On-device generative AI is also promising tricks like voice-based photo editing. It sounds amazingly handy, but it’s hard to imagine just how much convenience it will add to our lives when one-tap filters and granular sliders offer an equally swift and more rewarding flow to edit media on phones.
Next, let’s move to the bread-and-butter situation around using AI just for getting some generic chats going or obtaining answers that would otherwise require internet-fueled research. Once again, we are going to run into qualitative problems.
The generative AI models running natively on phones — like Meta’s Llama — are not the most advanced of their kind owing to the fundamental availability of resources. Look no further than Google. The Pixel 8 Pro only runs the smallest one of Google’s large language models called Gemini Nano. Why not jump to something like ChatGPT or Pi via their dedicated mobile apps instead of settling for a less capable language model?
Where generative AI really needs to be
Right now, where I see generative AI doing its best trick is in decoupling smartphone tasks from the cloud (and the requirement to be online all the time) and offering an extra dash of safety. But to do that, these on-device AI tricks need to double as an assistant, somewhat like the Google Assistant, Alexa, or Siri.
Or better yet, they need to become a part of the assistant. Tell your generative AI assistant to pick up all cat images from your library, weave them into a collage, and send them to your dad. Or, ask it to plan the best itinerary for a day trip to Disneyland, find you the cheapest ticket for the next weekend, and neatly arrange all those details on Google Calendar.

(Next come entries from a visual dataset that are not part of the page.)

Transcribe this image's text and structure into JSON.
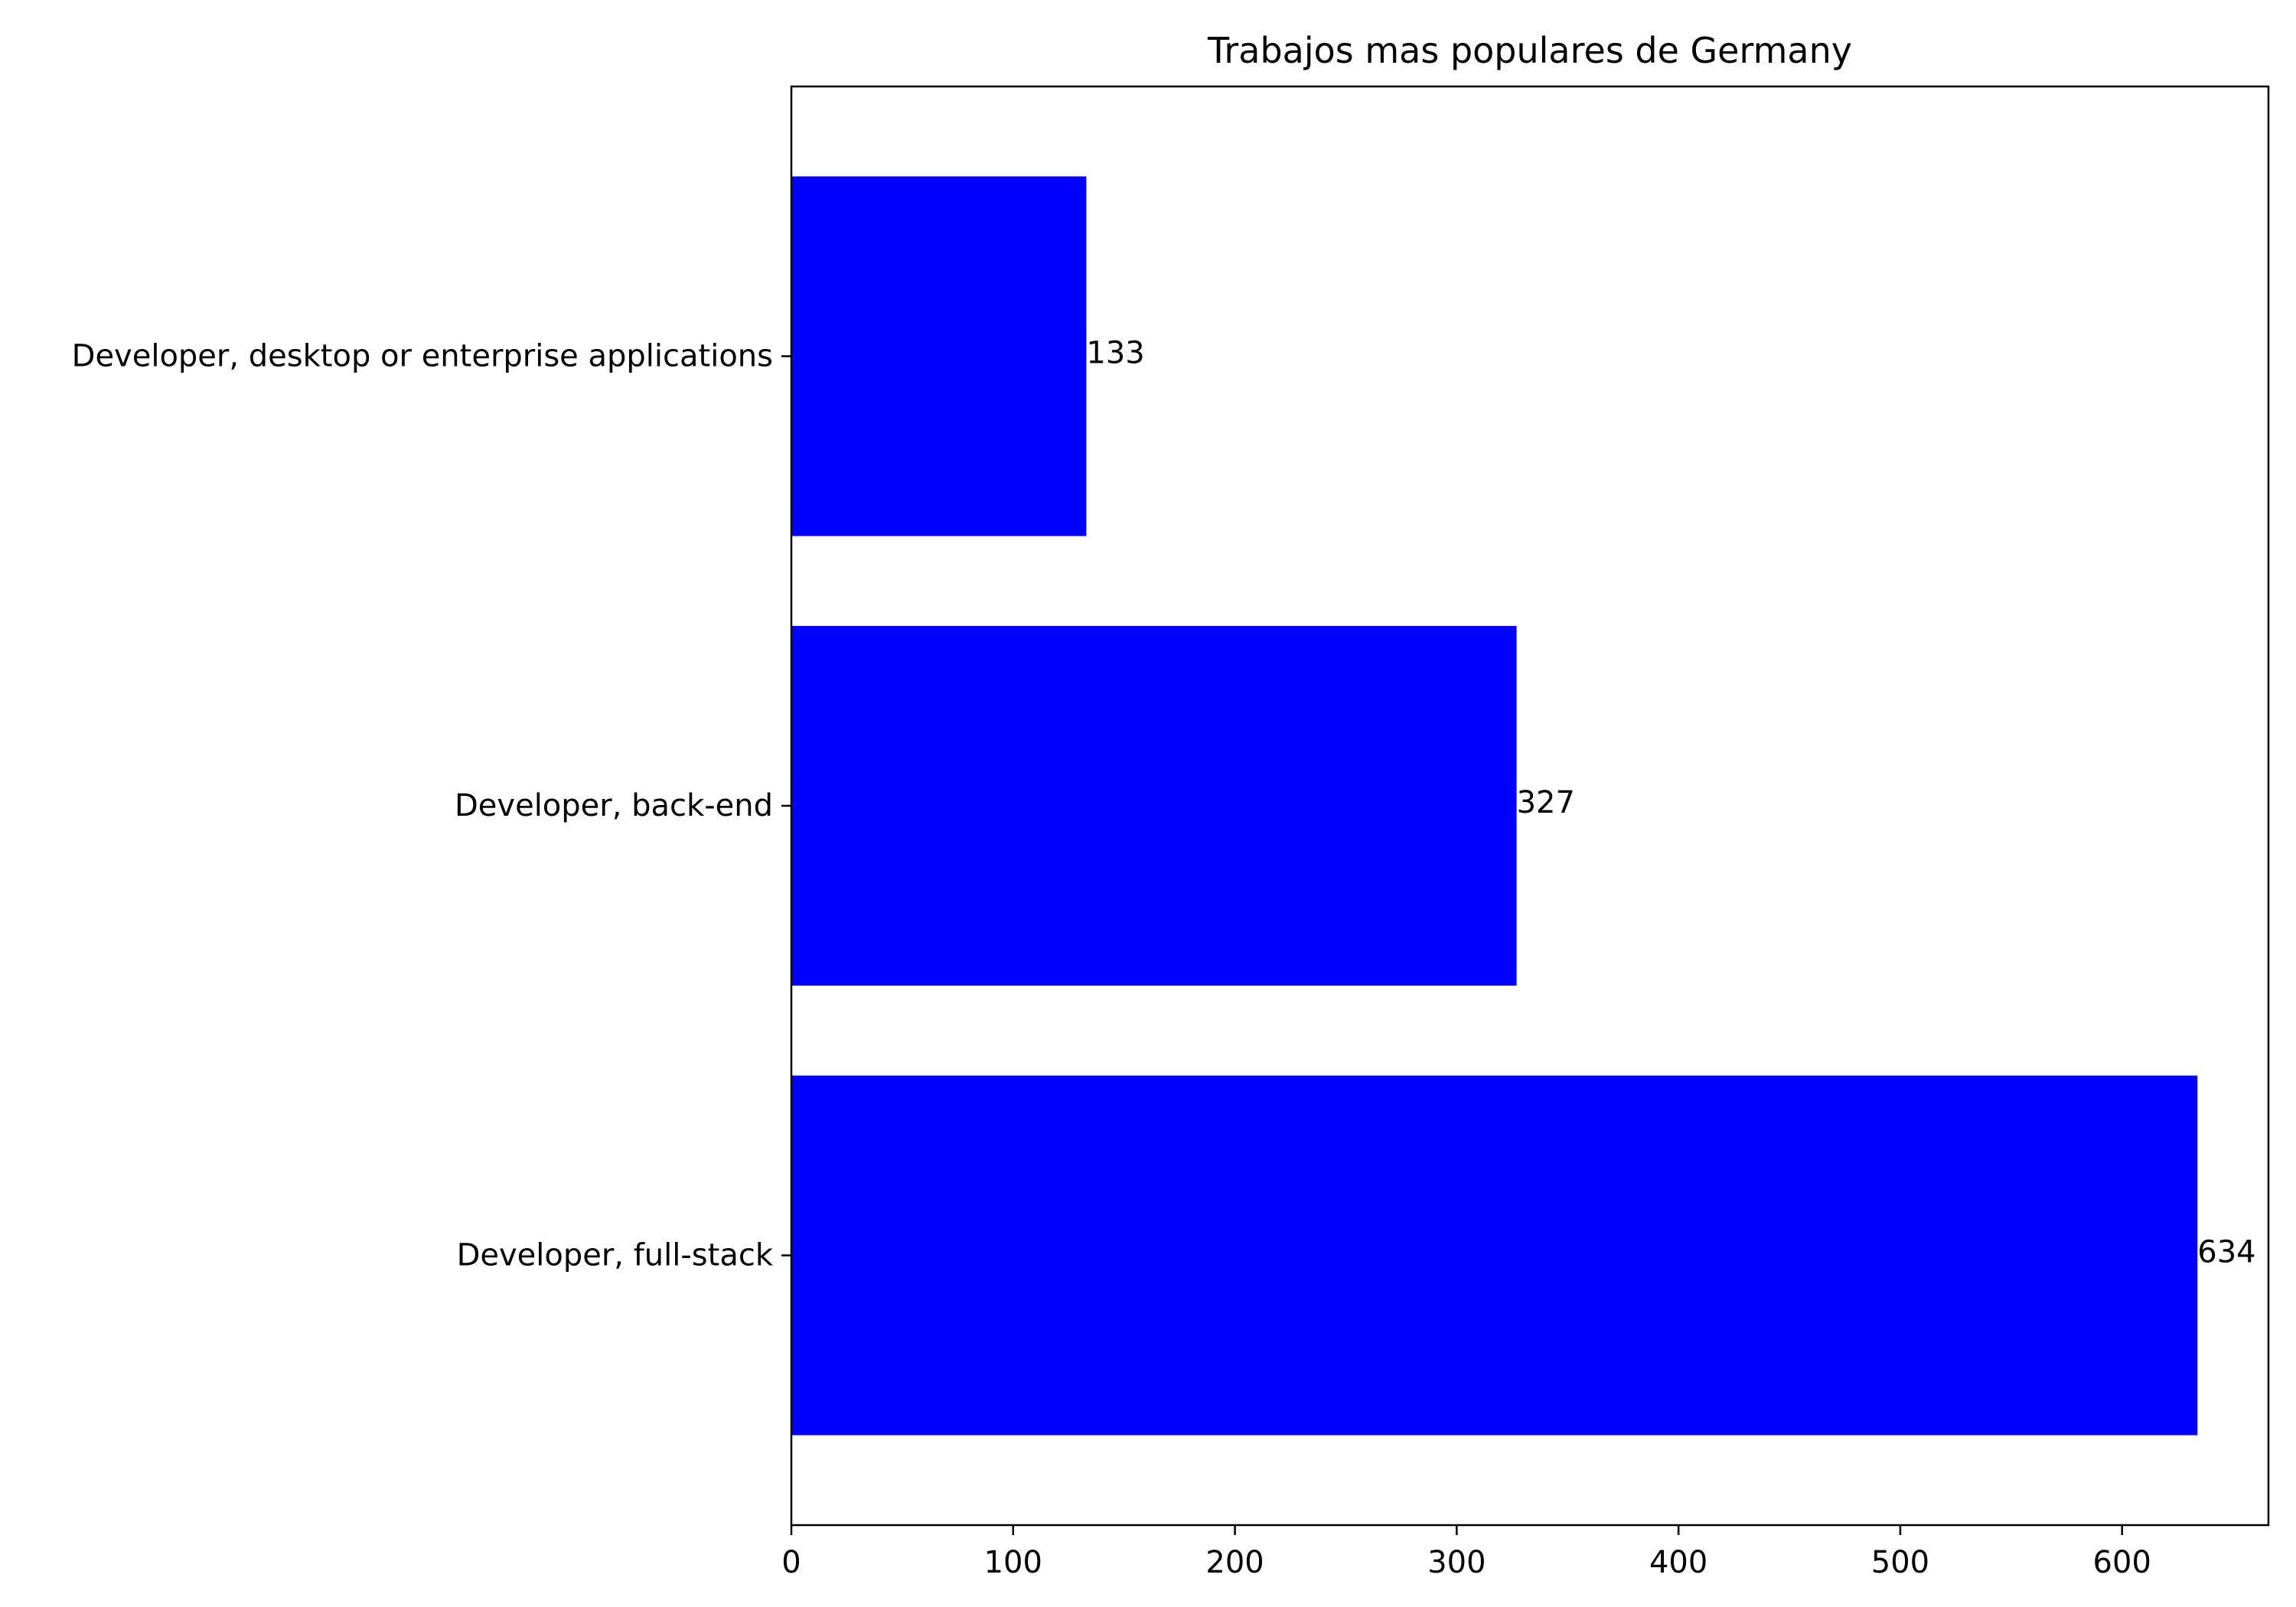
{
  "chart_data": {
    "type": "bar",
    "orientation": "horizontal",
    "title": "Trabajos mas populares de Germany",
    "xlabel": "",
    "ylabel": "",
    "categories": [
      "Developer, full-stack",
      "Developer, back-end",
      "Developer, desktop or enterprise applications"
    ],
    "values": [
      634,
      327,
      133
    ],
    "data_labels": [
      "634",
      "327",
      "133"
    ],
    "xlim": [
      0,
      666
    ],
    "xticks": [
      0,
      100,
      200,
      300,
      400,
      500,
      600
    ],
    "xtick_labels": [
      "0",
      "100",
      "200",
      "300",
      "400",
      "500",
      "600"
    ],
    "bar_color": "#0000ff",
    "grid": false,
    "legend": "none"
  }
}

Moreover, if an on-device generative AI tool no longer pushes your data to the cloud servers and keeps every operation local to your smartphone, there is little to worry about data privacy. At least theoretically, that is. For now, I am not sure about the Galaxy AI vision that Samsung is selling, but it would be interesting to see whether Samsung can truly offer meaningful generative AI experiences or just a bunch of barely practical, gimmicky tricks.